In recognition of Women’s History Month, we recognize a few of the notable women designers who were pioneers in their field and made a prominent impact in the world of design.
Paula Scher is considered to be the most influential female graphic designer; her designs are viewed by millions and many may not know it’s the work of a very talented woman. Paula has done work for NYC Transit, the Sundance Film Festival, the Public Theater, New York City Ballet, Tiffany & Co., Citibank, the MOMA, and even Microsoft. Many have seen Microsoft’s Windows 8 logo and it was Paula Scher who was the mastermind behind the design.
The New York Times called Muriel Cooper the “design heroine you’ve probably never heard of”, yet Bill Gates was interested in her work. Muriel started out as a print designer, but when the times changed, she jumped right to digital design. Muriel saw the computer’s potential in the creative process, and after she cofounded the research group MIT Visible Language Workshop she presented typography graphics that were shown in three dimensions. The graphics were interactive and able to move, change sizes and had the ability to shift focal points. Her interest in graphics and typography paved the way for later developments in the user interface used on smartphones and computers.
One of the original employees of NeXT, Susan Kare has designed for many big, well-known companies since 1983. She’s worked for companies such as Microsoft, Facebook, IBM, as well as Apple Computer. In fact, during the 1980’s Kare was the designer responsible for the interface design elements for the Apple Macintosh. She was also the designer responsible for the card deck design for the solitaire game that comes standard on the Windows operating system.

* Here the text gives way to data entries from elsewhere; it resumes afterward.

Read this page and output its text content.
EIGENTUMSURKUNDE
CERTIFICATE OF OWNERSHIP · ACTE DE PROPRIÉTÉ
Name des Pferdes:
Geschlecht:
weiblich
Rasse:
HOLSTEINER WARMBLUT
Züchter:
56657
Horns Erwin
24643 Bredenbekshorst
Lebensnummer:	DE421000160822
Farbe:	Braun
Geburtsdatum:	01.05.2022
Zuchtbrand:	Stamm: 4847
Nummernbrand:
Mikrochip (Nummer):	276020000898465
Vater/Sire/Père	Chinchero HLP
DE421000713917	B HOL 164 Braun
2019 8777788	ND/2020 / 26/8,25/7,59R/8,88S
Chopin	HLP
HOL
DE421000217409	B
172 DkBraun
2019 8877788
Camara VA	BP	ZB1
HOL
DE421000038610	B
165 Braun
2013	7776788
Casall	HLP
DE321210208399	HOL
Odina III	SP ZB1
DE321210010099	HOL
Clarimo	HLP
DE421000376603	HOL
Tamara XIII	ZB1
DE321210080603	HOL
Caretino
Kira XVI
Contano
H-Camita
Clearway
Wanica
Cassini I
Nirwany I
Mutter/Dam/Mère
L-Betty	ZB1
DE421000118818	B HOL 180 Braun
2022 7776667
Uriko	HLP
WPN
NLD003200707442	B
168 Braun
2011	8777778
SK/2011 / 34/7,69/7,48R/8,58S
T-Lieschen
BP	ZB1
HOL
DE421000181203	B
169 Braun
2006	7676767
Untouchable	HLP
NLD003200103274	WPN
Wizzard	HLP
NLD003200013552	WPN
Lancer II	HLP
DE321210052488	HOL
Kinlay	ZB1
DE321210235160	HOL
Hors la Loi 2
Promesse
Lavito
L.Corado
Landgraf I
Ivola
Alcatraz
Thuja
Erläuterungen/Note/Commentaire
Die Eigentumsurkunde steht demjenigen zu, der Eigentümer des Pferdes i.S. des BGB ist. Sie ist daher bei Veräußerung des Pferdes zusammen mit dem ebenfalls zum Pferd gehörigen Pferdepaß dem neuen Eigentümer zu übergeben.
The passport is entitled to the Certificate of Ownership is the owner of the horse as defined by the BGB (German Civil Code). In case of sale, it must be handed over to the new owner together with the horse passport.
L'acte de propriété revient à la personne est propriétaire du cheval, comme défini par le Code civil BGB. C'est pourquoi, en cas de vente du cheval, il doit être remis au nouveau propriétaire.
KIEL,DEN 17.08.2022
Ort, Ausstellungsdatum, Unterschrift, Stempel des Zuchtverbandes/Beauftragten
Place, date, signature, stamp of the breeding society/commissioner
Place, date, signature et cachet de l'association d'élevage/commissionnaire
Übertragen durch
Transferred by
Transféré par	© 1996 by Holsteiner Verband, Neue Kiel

Cipe Pineles paved the way for female designers and serves as an inspiration to many. During the 1940’s when Cipe was looking for her first job she attracted interest due to her unusual name, but employers quickly lost interest when they found out she was a woman. However, that didn’t stop Cipe from getting back on the horse and leading by example. She eventually became the first woman to hold the position of art director for a major magazine when she was hired on by Glamour in 1942. Cipe went on to work for other major magazine companies such as Seventeen, Charm and Mademoiselle.